Título: Risco em evidência
Autor: Monteiro, Luciana
Fonte: Valor Econômico, 24/10/2006, EU & Investimentos, p. D1
Com a taxa básica cada vez menor, um dos grandes desafios para o setor de private banking será oferecer retornos ainda atrativos para clientes acostumados a correr baixos riscos. Esses investidores são extremamente exigentes, sabem fazer conta, mas não querem muita volatilidade em sua carteira de investimentos. Mesmo assim, o otimismo prevalece e a estimativa é de que o segmento voltado para a alta renda mantenha o crescimento anual de 15% que vem registrando nos últimos dois anos, segundo avaliação da Associação Nacional dos Bancos de Investimento (Anbid).
A queda da taxa traz um desafio para o setor, mas também uma janela de oportunidade, avalia Celso Scaramuzza, vice-presidente da Anbid e coordenador da comissão de private banking. Segundo ele, produtos como fundos de participação ("private equity") ou carteiras de dividendos tendem a ganhar um espaço maior no portfólio desses clientes. Mesmo os imóveis, que tradicionalmente detêm um peso importante nos investimentos dos private, tiveram participação reduzida diante das altas taxas de juros pagas pelos títulos públicos, diz o executivo, também responsável pela área de private do Unibanco. "O setor terá de sair da zona de conforto que o CDI oferece e buscar melhores alternativas para os clientes", diz.
Nos últimos anos, com a estabilidade econômica e o reaquecimento do mercado de capitais, o segmento de grandes fortunas no Brasil cresce a taxas de 15% ao ano, em linha com os demais países da América Latina e acima dos mercados europeus e americanos, que crescem 10% ao ano, lembra, Scaramuzza. A entidade realiza na quinta-feira o 1º Seminário Anbid Internacional de Private Banking.
A Anbid estima que 60% dos recursos totais dos clientes private no Brasil estão em fundos de investimento e carteiras administradas. Até setembro, esses recursos somavam R$ 85 bilhões. Isso quer dizer que o segmento deve movimentar no país entre R$ 140 bilhões e R$ 150 bilhões, mas alguns executivos do setor chegam a falar na cifra de R$ 200 bilhões.
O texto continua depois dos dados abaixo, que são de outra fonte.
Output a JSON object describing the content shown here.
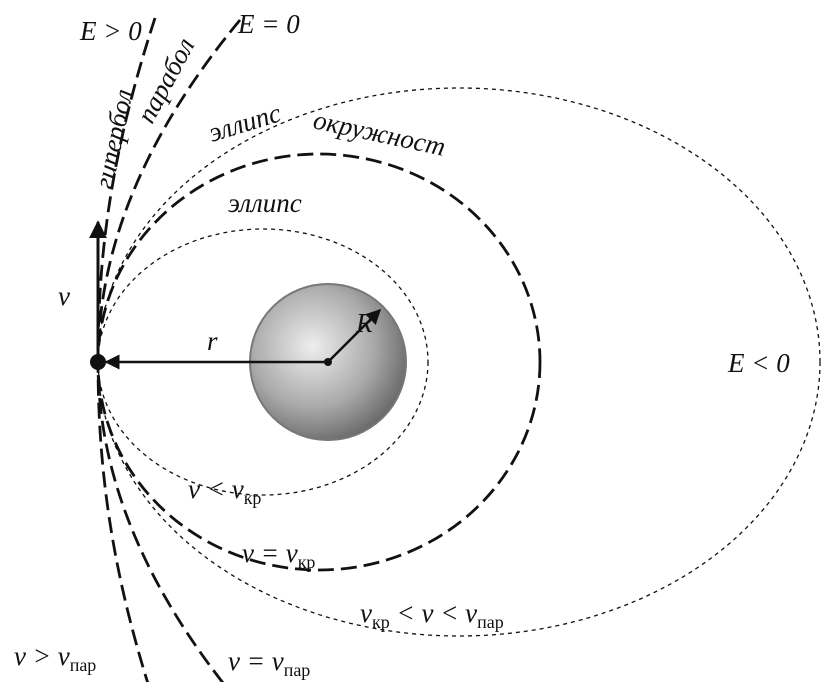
{
  "labels": {
    "e_pos": "E > 0",
    "e_zero": "E = 0",
    "e_neg": "E < 0",
    "hyperbola": "гипербол",
    "parabola": "парабол",
    "ellipse_outer": "эллипс",
    "circle": "окружност",
    "ellipse_inner": "эллипс",
    "velocity": "v⃗",
    "radius_orbit": "r",
    "radius_earth": "R",
    "v_lt": {
      "main": "v < v",
      "sub": "кр"
    },
    "v_eq": {
      "main": "v = v",
      "sub": "кр"
    },
    "v_between": {
      "main1": "v",
      "sub1": "кр",
      "main2": " < v < v",
      "sub2": "пар"
    },
    "v_gt": {
      "main": "v > v",
      "sub": "пар"
    },
    "v_par": {
      "main": "v = v",
      "sub": "пар"
    }
  }
}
Segundo os especialistas, não se pode mensurar o volume de recursos desses clientes no exterior.
Como a tendência é de queda da taxa de juros, o crescimento do setor vai depender bastante da capacidade das instituições em lançar produtos adequados a esses clientes, diz Marco Gomes, superintendente da área private do Banif Investment Bank. "Se o cliente aplica R$ 1 milhão, por exemplo, ele fica satisfeito com o retorno da renda fixa", diz o executivo. "Com juros menores, haverá demanda por novos produtos que ofereçam taxas mais atraentes." Segundo ele, entre as opções que vêm chamando a atenção desses investidores abonados estão os fundos multimercados, carteiras de capital garantido, Certificados de Recebíveis Imobiliários (CRIs) e Letras de Crédito do Agronegócio (LCA).
Os clientes private terão de assumir maiores riscos, diz Hiram Maisonnave, vice-presidente da área private do BNP Paribas. "São investidores acostumados a ter retornos altos, com risco baixo, já que muitos desses clientes não convivem com a volatilidade", conta. Outro desafio para o setor é absorver investidores que têm potencial para ser classificados como private, mas hoje estão em outros segmentos dos bancos, como varejo de alta renda, por exemplo, diz Maisonnave. "Talvez apenas entre 40% e 50% dos clientes estejam hoje efetivamente sendo atendidos pelas plataformas private dos bancos", calcula.
A maioria dos clientes dos private banks brasileiros ainda são mais velhos, os chamados "old money". Normalmente são donos de empresas, que precisaram trabalhar muito para conquistar um patrimônio considerável, conta Lywal Salles, diretor sênior de private banking do Itaú. Por terem na memória os anos de alta inflação, esses clientes normalmente são mais conservadores. Já os mais novos - os herdeiros dos "old money" ou executivos que ganharam bastante dinheiro no mercado financeiro - são mais arrojados e costumam ter mais informação sobre os produtos financeiros. "Acredito que as ações, que representam cerca de 7% da carteira desses clientes, terão maior participação no portfólio desses clientes", diz.
A queda dos juros é positiva, pois os clientes passarão a valorizar mais o trabalho de aconselhamento financeiro feito pelos bancos, diz Sylvia Coutinho, responsável pelo Private Bank do HSBC. "Hoje ele investe em um CDB e obtém um retorno atrativo, mas com ganhos melhores esse investidor terá de arriscar mais, terá de sair do arroz com feijão." Para ela, o caminho para o crescimento no número de clientes está no empreendedorismo. "As grandes riquezas vêm de empreendedores que abrem uma empresa, crescem e depois lançam ações."